The series sits tantalisingly poised at 1-1. After a dominant win at Edgbaston, India have levelled the ledger, but the battle is far from done. In Test cricket, momentum is a strange beast — it builds silently, then announces itself loudly, only to disappear the next day. The challenge now is not just to ride the wave but to understand its rhythm.

So what do we expect England to do from here?

They’ll return to what has worked for them in recent years — high intent, attacking fields, pushing the pace with bat and ball, and unsettling rhythm. But that approach carries risk, especially against a side like India that has begun to thrive on soaking pressure and waiting for openings. The hosts will likely review how the Edgbaston Test slipped — not just tactically, but psychologically. If they’re honest, they’ll admit that India’s calmness under pressure rattled them.

India’s method at Edgbaston was precise. They slowed the game down. They built pressure. They refused to panic. And when they sensed the moment — they pounced. The bowling unit functioned like a disciplined orchestra, each playing their part, even without the conductor-in-chief, Jasprit Bumrah. His absence, once feared, wasn’t felt.

That’s the story of this win — and the shift in narrative.

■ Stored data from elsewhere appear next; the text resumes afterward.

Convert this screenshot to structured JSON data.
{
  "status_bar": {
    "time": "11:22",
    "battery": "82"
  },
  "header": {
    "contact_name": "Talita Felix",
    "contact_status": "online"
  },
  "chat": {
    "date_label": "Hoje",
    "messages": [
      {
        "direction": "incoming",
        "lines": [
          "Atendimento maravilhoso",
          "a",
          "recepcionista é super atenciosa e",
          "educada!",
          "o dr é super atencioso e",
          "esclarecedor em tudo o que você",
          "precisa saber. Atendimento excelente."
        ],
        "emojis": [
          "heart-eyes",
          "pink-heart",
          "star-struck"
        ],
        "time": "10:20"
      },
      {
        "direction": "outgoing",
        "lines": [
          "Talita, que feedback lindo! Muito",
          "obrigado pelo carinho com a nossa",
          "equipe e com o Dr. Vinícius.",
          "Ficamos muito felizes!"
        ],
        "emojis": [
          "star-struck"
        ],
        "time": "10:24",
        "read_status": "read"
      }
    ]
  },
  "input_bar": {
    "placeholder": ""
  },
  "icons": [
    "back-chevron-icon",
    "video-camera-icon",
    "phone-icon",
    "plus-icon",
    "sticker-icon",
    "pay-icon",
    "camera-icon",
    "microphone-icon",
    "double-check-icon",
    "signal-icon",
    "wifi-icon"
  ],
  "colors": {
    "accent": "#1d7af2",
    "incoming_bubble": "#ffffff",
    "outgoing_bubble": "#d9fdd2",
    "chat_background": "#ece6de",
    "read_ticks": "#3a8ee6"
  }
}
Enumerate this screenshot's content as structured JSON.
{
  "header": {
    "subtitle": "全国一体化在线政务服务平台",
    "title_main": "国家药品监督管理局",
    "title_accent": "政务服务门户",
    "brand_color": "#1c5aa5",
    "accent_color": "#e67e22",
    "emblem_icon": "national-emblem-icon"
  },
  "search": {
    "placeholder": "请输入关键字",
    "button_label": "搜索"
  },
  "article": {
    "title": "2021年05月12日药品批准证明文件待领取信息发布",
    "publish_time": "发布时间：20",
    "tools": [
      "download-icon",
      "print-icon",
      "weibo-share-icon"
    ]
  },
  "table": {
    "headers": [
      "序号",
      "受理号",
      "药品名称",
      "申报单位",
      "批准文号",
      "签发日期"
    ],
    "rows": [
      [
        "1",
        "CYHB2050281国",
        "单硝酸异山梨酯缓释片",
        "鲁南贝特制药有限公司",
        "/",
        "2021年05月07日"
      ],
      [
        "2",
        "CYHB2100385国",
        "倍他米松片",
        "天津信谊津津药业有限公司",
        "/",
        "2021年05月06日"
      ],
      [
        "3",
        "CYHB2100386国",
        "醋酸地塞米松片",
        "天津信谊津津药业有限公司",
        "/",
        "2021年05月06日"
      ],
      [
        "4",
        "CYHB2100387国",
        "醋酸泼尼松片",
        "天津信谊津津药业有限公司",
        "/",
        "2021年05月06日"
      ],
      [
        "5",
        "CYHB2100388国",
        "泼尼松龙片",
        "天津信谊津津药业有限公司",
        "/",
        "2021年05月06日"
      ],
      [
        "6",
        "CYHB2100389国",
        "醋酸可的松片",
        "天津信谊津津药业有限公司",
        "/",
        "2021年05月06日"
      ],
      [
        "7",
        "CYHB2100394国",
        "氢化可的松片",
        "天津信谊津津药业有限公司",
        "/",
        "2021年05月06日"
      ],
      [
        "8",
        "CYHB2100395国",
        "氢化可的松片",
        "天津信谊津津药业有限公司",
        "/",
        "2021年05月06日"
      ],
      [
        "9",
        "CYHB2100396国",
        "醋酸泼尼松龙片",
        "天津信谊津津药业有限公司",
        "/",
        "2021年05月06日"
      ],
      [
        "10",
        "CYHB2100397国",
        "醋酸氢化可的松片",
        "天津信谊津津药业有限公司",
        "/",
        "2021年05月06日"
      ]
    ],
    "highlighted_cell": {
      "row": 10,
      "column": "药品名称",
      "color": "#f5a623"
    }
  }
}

When a team wins, so many questions get swept under the rug. No one is talking about why Kuldeep Yadav didn’t make the XI. No one is discussing Bumrah’s absence. No one’s highlighting the inexperience in the middle order or the untested nature of the bowling attack. Because a win — especially an away win — changes perception. It doesn’t just boost confidence. It erases doubt.

Suddenly, India look like a team with no weak link. Shubman Gill has found form, not just with runs but with authority. The pacers have stepped up. The captain has grown into the role. And in moments when games hinge on individual nerve, India have held theirs.

England, on the other hand, face a few uncomfortable truths.

Their top order is still inconsistent. Joe Root and Ben Stokes haven’t dominated. Their spinner hasn’t influenced play. And their attack, while sharp in bursts, hasn’t sustained pressure across sessions. More crucially, India have pulled them out of their comfort zone — into contests where patience matters more than pace.

The series is now a two-Test shootout. The pressure is equal. The margins thinner.

Cricket, like life, is fickle. One performance can shift perspective. One result can silence scrutiny. Yesterday’s failure becomes irrelevant. Tomorrow’s challenge is too far ahead. What matters is today — and what you do with it.

India did plenty at Edgbaston. Now, England must answer.